Monsieur le Président, Messieurs les parlementaires, ces brèves indications sont certes insuffisantes et je n’ai pas mentionné les innombrables autres secteurs dans lesquels le Conseil de l’Europe déploie avec enthousiasme une intense activité pour l’avenir. Il est néanmoins possible d’évaluer la précieuse contribution que l’Organisation a apportée, et continuera à apporter, pour essayer d’atteindre notre objectif commun: le renforcement de l’identité européenne et une coopération croissante en Europe. Cet objectif – je le répète et je le précise – est commun aux Dix et aux Onze, à tous les pays de cette grande Europe des Vingt et un qui trouve ici son point de convergence. Des craintes, je le sais, ont été exprimées sur ces bancs de voir le Conseil, en quelque sorte, éclipsé par la dynamique communautaire. Ces craintes sont à mon avis injustifiées. Les voies et les moyens peuvent paraître et même parfois sont différents mais c’est en fait le même but qui est visé en partant de la même matrice. Des contributions différentes sont apportées à un objectif unique. La dynamique de l’édification communautaire – qu’il s’agisse de la coopération politique ou de la coopération juridique et culturelle – ne doit pas faiblir un seul instant et nous ne pouvons nous donner des limites, ce qui n’exclut pas l’engagement de tous les pays de la CEE d’utiliser le rôle de liaison de ces initiatives qui est dans les mains du Conseil de l’Europe. Ce rôle sera même renforcé par cette dynamique. Tout donne à penser que ce que nous avons appelé en Italie avec un certain bonheur d’expression «le dialogue des choses», c’est-à-dire les relations d’ordre pratique entre la Communauté et les organes du Conseil, se développera davantage encore dans l’avenir. Toute décision prise par les instances communautaires pourra, croyons-nous, être examinée et débattue plus à fond que par le passé au sein du Conseil de l’Europe dans le but de conclure de plus larges accords et d’y faire adhérer un plus grand nombre de pays.

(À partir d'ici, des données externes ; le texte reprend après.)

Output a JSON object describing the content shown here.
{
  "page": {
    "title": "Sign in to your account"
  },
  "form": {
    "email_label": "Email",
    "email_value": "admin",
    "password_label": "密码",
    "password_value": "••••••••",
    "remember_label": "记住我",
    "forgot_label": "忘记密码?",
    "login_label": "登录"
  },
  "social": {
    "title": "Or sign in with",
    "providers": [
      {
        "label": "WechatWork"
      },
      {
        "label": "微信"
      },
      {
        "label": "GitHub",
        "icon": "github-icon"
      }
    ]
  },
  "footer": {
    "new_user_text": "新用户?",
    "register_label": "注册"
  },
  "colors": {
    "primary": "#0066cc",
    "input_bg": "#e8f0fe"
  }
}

Tel est l’esprit qui a animé l’Acte européen de la Déclaration solennelle sur l’union européenne dont M. Colombo et M. Genscher ont pris l’initiative et qui, j’en suis certain, sera approuvé en juin prochain à Stuttgart. Ce même esprit prévaut dans cet Acte qui, comme vous le savez, prévoit le maintien et le renforcement de la coordination entre les Dix et les Onze. En ce qui concerne l’Italie, nous nous emploierons résolument à consolider les liens entre les uns et les autres – et toute occasion sera bonne pour les renforcer – tant au plan communautaire qu’à celui de la coopération politique européenne. Ce ne sont pas là paroles creuses comme le montrent l’action menée et les solides contacts noués ces derniers temps pour rendre plus suivi et plus fructueux – au niveau des ministres et des experts – le dialogue politique au sein de cette Organisation. De nouvelles mesures ont été prises récemment pour stimuler l’échange d’informations et la mise au point d’orientations communes entre les pays de la CEE et les autres, dans le cadre du Conseil de l’Europe. J’ajouterai, à titre d’exemple, qu’une rencontre va avoir lieu – ou a déjà eu lieu – en marge du Comité des Ministres, entre la présidence de la coopération politique et les représentants des Onze. Dans une Europe consciente de son identité, cette Assemblée – qui constitue l’unique lien entre les parlementaires de la CEE et ceux des autres pays – demeurera forcément dans l’avenir cette importante tribune où sont débattus les grands sujets d’actualité et qui a donné une si vive impulsion et de précieuses indications au processus de la construction européenne. Strasbourg, Mesdames et Messieurs, est par conséquent le carrefour de toutes les initiatives, le lieu où toutes les possibilités seront examinées. A Strasbourg, tout a été discuté et continuera de l’être: les défis de notre époque, les délicats rapports Nord-Sud, les difficiles rapports Est-Ouest. C’est pourquoi je pose la question: Helsinki aurait-il été concevable sans Strasbourg?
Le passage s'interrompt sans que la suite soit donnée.